Entre parenthèses – Semaine 1
Samedi 14 mars 2020
R.-P.
Cette fois, nous sommes entrés dans le dur. On ne parle plus de petite grippe. L’épidémie est là. Il est devenu nécessaire de changer la totalité de nos habitudes, de nos manières de vivre, de réfléchir.
Voilà qui paraît très simple et qui bien évidemment ne l’est pas.
J’ai donc décidé de tenir un journal de bord pour noter chaque jour quelques idées, impressions et informations qui émergent.
Je vais proposer à Monique d’en faire autant, d’écrire elle aussi, jour par jour, ce qu’elle éprouve et ce qui la fait réfléchir. J’espère qu’elle sera d’accord, j’espère qu’ainsi nous apprendrons, au fur et à mesure, quelque chose sur ce que cette étrange catastrophe nous fait vivre.

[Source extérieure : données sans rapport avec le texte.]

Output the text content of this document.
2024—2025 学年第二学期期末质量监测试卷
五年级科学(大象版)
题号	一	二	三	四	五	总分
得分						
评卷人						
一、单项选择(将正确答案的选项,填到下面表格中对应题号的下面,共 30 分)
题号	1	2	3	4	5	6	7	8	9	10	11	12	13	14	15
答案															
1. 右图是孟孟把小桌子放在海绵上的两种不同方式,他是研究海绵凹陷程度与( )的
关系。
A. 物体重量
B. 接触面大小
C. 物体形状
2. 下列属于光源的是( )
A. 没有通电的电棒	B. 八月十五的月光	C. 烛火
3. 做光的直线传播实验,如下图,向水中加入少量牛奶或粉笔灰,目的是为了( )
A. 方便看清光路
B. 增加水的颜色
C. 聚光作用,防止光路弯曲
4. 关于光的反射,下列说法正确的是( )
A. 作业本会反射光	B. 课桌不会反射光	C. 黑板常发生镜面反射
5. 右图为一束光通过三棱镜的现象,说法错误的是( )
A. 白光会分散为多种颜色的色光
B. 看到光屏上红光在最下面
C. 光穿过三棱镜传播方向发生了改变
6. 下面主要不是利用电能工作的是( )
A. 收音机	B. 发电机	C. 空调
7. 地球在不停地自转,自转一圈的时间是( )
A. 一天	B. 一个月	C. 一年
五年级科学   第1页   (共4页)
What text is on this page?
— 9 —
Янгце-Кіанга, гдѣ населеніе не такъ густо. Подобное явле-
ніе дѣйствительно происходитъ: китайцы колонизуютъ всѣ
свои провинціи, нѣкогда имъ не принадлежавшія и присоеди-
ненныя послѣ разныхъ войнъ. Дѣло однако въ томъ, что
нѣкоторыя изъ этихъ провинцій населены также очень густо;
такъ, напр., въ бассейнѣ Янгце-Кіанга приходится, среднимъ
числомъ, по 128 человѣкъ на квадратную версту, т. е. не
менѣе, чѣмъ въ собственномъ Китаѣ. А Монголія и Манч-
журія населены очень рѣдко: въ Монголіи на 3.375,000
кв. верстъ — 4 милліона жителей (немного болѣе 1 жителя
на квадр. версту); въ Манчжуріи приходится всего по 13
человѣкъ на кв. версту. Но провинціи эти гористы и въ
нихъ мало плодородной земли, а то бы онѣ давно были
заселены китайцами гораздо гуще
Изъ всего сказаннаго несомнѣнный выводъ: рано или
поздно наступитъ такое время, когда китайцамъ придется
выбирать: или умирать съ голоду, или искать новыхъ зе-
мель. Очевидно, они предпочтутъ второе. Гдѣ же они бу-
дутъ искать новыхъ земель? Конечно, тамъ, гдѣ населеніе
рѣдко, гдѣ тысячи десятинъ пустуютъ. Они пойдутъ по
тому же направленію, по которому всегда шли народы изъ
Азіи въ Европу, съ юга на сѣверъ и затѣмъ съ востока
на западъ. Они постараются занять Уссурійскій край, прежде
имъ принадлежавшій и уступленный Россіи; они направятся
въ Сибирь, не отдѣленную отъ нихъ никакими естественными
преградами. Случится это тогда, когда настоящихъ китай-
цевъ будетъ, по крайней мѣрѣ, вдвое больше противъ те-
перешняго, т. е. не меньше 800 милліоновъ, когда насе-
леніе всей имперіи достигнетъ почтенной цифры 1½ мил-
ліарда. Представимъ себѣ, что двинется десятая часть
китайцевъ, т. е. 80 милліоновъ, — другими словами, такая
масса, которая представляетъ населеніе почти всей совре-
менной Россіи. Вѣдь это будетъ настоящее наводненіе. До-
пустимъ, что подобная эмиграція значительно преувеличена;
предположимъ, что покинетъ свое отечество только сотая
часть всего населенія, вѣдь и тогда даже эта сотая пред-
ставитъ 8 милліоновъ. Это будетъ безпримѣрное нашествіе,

A dire vrai, je ne sais pas exactement pour quelle raison je souhaite tenir ce journal. Sans doute pour me rassurer. Ou bien pour ne pas perdre le fil. Pour tenter d’y voir, sinon clair, au moins quelques lueurs. Ou encore pour laisser, à ceux qui viendront plus tard, des bribes de témoignage, des fragments d’un temps qui s’annonce à la fois chaotique et décisif. Et qui est allé si vite…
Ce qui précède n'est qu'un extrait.